Ao o Memorando de Budapeste, a Ucrânia abdicou das suas armas nucleares, na esperança de que os outros signatários protegessem o país.
"Mas eles tinham medo e agora censuram-nos por não sermos capazes de fazer frente a uma potência nuclear, membro permanente do Conselho de Segurança da ONU. Censuram-nos por termos falhado", explicou.
"Naquela altura, não foi só o Estado ucraniano que falhou, mas o mundo falhou em impedir a agressão de um Estado nuclear, que é membro permanente do Conselho de Segurança da ONU".
"Grande desrespeito" pelos mortos
Outra afirmação do presidente dos EUA, que irritou e chocou os ucranianos e os tártaros da Crimeia, é que a península foi "entregue à Rússia sem que fosse disparado um tiro".
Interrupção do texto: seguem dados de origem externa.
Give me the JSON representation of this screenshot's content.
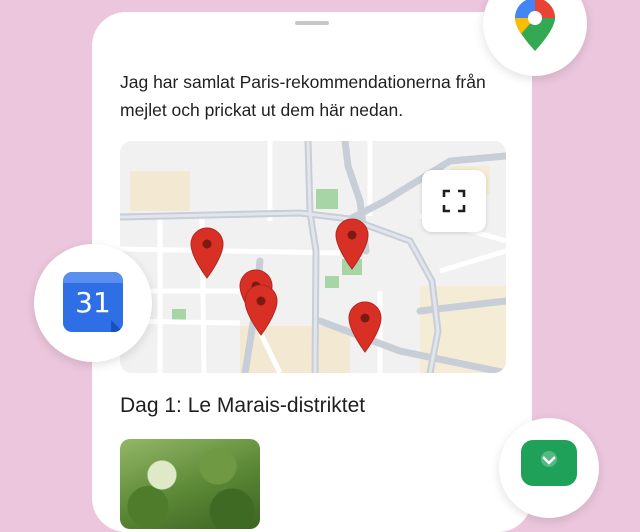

Chubarov considera que se trata de "um grande desrespeito pelos militares ucranianos, que foram mortos nos primeiros dias da ocupação".
"Nos meses que se seguiram à ocupação, em maio e junho, os nossos jovens foram raptados. Mais tarde, encontrámos alguns deles mortos, alguns deles até hoje não conseguimos encontrar, não sabemos onde estão", afirmou.
"Dizer que a Crimeia foi tomada sem que fosse disparado um único tiro ou sem que houvesse uma única vítima é simplesmente desrespeitar as pessoas que estiveram nessa situação e itir a sua ignorância em relação a esses acontecimentos".
Entretanto, a Rússia não alterou os seus planos para ocupar toda a Ucrânia, segundo Chubarov. No entanto, dado que Moscovo não conseguiu fazê-lo em mais de três anos desde a invasão em grande escala, "a Rússia vai manter a Crimeia até ao fim, porque Putin precisa da Crimeia como garantia para a sociedade russa para acalmar o povo, dado que a Rússia não conseguiu fazer mais nada em mais de três anos".
"Se o presidente dos Estados Unidos, de alguma forma, chamar oficialmente a Crimeia de território russo, seria uma óptima desculpa para Putin sair da confusão em que está metido, e ele apresentaria pessoalmente esse facto à sociedade russa como uma enorme vitória", acrescentou.
Isto apenas reforçaria o regime de Moscovo e não conduziria à paz, concluiu Chubarov.